Glad to hear someone else seeing same problems we are seeing. We're using slightly different HW with similar results.
See my old post here:
Once we got past the testing harness setup, we were able to reproduce the slow indexing performance internally.
Our HW is:
Virident PCIe SSD card (config for performance) 1.8TB
64GB RAM
2x12 core Xeon (HT on, or equiv of 48) (5 physical bare metal nodes x 2 sets for faster testing of various parameters combination)
ES v1.7.2
JDK 8u60 (also tested with JDK7u51, JDK8u40)

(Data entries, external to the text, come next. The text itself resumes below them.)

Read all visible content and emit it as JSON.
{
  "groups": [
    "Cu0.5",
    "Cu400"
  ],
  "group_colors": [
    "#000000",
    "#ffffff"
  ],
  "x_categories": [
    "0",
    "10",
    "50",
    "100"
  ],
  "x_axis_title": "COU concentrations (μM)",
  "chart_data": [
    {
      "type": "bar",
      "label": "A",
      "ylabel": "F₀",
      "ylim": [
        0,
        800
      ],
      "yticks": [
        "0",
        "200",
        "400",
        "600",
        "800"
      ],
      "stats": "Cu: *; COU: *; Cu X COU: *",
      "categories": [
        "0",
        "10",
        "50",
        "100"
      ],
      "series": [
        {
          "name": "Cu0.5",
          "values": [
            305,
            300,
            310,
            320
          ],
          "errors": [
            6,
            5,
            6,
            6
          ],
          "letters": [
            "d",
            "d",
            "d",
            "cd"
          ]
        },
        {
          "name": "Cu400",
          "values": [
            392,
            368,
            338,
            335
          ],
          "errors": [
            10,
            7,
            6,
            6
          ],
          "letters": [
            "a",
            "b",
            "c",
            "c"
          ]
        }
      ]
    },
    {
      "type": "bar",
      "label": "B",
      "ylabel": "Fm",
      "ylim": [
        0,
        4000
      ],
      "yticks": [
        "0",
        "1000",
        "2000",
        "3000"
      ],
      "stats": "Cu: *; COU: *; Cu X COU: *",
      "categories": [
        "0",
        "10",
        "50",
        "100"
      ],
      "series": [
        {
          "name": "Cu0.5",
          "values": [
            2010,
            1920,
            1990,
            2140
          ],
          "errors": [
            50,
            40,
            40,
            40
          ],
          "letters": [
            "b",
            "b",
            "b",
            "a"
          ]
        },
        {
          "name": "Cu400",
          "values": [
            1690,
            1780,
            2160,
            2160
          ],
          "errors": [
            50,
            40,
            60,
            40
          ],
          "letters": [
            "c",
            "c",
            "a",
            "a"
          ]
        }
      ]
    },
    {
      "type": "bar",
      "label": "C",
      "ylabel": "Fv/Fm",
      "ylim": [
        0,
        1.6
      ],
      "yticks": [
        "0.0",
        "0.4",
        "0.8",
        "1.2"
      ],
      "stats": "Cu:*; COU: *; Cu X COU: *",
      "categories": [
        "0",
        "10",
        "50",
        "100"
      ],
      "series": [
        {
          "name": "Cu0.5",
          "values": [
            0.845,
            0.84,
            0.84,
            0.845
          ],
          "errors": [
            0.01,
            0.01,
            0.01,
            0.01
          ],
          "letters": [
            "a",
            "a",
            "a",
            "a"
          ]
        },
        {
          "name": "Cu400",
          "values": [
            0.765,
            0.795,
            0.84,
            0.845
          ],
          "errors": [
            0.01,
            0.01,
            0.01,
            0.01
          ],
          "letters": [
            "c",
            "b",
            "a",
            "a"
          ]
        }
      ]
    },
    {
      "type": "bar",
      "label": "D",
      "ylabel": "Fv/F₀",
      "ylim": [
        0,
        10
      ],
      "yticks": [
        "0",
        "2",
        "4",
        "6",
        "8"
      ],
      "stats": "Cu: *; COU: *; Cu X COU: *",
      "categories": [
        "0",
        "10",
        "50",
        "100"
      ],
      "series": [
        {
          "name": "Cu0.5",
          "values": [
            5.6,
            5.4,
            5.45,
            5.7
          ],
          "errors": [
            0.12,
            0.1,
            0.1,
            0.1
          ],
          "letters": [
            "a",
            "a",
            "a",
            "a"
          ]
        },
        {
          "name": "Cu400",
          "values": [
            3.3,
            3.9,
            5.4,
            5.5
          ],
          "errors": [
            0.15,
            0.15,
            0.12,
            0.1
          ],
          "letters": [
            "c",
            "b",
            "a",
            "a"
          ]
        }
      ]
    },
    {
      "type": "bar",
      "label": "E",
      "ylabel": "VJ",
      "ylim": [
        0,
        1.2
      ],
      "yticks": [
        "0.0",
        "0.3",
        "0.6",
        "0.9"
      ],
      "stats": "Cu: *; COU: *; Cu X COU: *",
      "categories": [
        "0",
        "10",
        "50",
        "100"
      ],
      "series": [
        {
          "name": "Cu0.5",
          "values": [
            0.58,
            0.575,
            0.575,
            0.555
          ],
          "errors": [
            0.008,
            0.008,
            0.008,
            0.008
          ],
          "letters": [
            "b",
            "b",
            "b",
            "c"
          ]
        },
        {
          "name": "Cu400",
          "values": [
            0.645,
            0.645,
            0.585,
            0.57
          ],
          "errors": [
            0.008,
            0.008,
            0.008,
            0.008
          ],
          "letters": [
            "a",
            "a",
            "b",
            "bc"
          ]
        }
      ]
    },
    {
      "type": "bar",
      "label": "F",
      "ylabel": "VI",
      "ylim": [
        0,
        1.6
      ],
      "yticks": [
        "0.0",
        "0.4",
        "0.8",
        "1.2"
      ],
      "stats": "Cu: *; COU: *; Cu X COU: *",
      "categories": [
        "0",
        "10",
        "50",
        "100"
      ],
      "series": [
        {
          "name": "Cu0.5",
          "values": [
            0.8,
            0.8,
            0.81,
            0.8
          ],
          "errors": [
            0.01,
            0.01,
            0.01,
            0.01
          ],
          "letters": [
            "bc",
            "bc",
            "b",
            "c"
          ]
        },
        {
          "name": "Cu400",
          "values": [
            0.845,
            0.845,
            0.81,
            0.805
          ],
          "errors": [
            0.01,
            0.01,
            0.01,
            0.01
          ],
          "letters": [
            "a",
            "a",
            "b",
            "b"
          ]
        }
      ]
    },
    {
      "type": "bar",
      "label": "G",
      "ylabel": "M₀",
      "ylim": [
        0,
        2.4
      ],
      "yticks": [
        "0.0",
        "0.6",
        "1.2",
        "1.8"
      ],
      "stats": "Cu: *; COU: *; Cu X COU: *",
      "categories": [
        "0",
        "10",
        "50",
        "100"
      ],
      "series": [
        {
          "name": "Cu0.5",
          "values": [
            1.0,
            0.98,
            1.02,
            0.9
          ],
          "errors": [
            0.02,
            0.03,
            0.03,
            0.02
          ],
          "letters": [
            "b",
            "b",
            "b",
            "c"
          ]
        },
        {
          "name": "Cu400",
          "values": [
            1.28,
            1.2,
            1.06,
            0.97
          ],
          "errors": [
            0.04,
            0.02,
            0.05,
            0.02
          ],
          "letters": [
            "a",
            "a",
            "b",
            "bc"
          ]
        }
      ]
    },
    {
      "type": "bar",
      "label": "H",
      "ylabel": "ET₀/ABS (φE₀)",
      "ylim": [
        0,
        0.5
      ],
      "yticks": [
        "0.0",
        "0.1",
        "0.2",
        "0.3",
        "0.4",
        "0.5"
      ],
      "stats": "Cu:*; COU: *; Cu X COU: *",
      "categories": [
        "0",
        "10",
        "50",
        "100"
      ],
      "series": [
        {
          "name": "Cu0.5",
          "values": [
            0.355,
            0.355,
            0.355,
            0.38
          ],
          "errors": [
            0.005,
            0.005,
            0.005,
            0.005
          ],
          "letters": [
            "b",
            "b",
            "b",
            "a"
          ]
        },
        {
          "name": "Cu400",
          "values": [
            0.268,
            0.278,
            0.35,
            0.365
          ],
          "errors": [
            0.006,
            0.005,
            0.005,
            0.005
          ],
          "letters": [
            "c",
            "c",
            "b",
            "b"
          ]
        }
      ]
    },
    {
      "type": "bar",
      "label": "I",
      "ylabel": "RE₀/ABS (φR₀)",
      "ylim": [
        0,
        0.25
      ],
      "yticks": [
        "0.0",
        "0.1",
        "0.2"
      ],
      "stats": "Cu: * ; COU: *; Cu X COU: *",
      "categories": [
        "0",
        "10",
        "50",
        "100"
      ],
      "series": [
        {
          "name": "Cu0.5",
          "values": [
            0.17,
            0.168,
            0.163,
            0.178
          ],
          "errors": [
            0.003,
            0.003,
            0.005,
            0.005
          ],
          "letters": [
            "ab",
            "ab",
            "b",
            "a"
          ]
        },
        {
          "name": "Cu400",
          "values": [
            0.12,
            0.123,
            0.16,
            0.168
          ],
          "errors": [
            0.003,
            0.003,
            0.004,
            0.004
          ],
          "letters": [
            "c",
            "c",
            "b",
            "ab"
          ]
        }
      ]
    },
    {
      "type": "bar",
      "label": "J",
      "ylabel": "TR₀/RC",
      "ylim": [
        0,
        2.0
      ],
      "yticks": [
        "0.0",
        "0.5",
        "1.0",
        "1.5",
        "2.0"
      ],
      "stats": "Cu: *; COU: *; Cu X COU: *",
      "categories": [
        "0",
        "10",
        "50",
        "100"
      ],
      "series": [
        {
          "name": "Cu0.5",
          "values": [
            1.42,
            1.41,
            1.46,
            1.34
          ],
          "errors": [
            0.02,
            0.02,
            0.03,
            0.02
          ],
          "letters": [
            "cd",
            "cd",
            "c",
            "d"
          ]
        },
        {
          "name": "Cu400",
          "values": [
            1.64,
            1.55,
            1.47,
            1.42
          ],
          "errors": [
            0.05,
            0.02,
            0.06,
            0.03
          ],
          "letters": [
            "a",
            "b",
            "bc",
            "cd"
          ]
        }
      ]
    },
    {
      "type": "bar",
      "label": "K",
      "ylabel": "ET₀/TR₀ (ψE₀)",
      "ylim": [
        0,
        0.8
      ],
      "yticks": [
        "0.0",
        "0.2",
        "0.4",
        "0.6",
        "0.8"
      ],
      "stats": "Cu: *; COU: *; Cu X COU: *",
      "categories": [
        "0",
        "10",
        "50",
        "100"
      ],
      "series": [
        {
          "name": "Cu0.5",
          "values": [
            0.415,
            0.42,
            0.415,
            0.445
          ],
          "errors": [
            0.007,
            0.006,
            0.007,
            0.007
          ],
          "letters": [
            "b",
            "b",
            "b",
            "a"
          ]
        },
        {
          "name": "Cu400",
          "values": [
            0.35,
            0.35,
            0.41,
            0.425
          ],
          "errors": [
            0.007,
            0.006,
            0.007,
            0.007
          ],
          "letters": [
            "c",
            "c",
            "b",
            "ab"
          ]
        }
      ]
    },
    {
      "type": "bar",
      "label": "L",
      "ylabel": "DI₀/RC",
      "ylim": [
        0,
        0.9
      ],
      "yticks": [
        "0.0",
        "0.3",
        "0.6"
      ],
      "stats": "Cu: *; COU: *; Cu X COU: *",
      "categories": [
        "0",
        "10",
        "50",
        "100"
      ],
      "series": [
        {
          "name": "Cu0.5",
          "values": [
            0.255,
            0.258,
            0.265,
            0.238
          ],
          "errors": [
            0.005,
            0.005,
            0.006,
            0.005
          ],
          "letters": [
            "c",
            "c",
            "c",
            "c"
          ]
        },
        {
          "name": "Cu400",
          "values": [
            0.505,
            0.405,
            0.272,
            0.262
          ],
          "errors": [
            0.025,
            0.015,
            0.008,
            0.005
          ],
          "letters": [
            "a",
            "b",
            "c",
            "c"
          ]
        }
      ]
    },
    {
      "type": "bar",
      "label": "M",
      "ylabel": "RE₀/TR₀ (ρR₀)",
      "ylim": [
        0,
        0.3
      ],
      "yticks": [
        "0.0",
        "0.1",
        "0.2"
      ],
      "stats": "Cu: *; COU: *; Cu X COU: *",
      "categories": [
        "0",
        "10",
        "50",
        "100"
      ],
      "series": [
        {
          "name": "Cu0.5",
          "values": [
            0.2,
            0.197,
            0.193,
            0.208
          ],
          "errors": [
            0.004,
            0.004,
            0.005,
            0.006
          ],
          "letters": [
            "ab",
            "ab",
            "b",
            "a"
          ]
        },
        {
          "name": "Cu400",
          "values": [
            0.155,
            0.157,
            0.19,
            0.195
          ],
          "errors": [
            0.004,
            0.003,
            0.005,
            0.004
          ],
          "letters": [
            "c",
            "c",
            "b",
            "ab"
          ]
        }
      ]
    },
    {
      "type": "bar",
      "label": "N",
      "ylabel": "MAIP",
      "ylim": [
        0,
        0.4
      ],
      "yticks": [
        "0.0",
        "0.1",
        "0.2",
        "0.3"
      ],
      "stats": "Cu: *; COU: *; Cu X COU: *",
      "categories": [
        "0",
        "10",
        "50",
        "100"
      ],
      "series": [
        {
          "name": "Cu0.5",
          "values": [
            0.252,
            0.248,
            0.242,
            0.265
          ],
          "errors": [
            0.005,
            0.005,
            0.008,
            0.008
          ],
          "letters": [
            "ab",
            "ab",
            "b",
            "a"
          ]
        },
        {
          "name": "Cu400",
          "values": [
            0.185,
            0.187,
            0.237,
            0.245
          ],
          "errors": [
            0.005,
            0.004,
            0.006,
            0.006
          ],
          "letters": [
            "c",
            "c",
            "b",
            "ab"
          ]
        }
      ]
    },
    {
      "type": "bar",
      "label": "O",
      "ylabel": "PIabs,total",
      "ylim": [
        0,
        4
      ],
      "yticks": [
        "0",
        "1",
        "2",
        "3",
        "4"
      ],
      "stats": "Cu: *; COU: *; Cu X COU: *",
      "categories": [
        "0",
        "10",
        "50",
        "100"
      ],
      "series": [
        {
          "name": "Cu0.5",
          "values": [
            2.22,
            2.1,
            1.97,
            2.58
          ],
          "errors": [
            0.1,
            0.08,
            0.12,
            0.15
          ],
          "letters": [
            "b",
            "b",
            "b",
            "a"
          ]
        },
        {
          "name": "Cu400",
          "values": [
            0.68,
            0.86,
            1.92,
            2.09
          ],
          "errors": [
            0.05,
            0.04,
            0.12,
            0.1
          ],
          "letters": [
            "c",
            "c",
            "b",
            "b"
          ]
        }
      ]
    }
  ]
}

Tested various maxheap from 16G to 31G.
mlockall on
max fd is 64K
refresh interval is -1
index.store.throttle.type: none
index.store.throttle.max_bytes_per_sec: 700mb
index.translog.flush_threshold_size: 1gb
indices.memory.index_buffer_size: 512mb
5 shards so we get 1 per node
no replica
various doc size from 1k to 16K
same data set on a RAMdisk so we always read same data via logstash file input
tested with 1 LS instance, 5 instances, 20 instances, etc.
Various bulk indexing sizes (100, 500, 1000, 5000, 10000, etc.).
Our conclusion is that I/O, CPU and memory are not the problem. We always hit a limit in how fast ES can index.
How are you ingesting data? Logstash? or your own client doing bulk insert? You can try increasing the number of instances feeding ES. We notice a slight increase in indexing speed, but it falls off after 10 concurrent LS instances into the 5 ES nodes.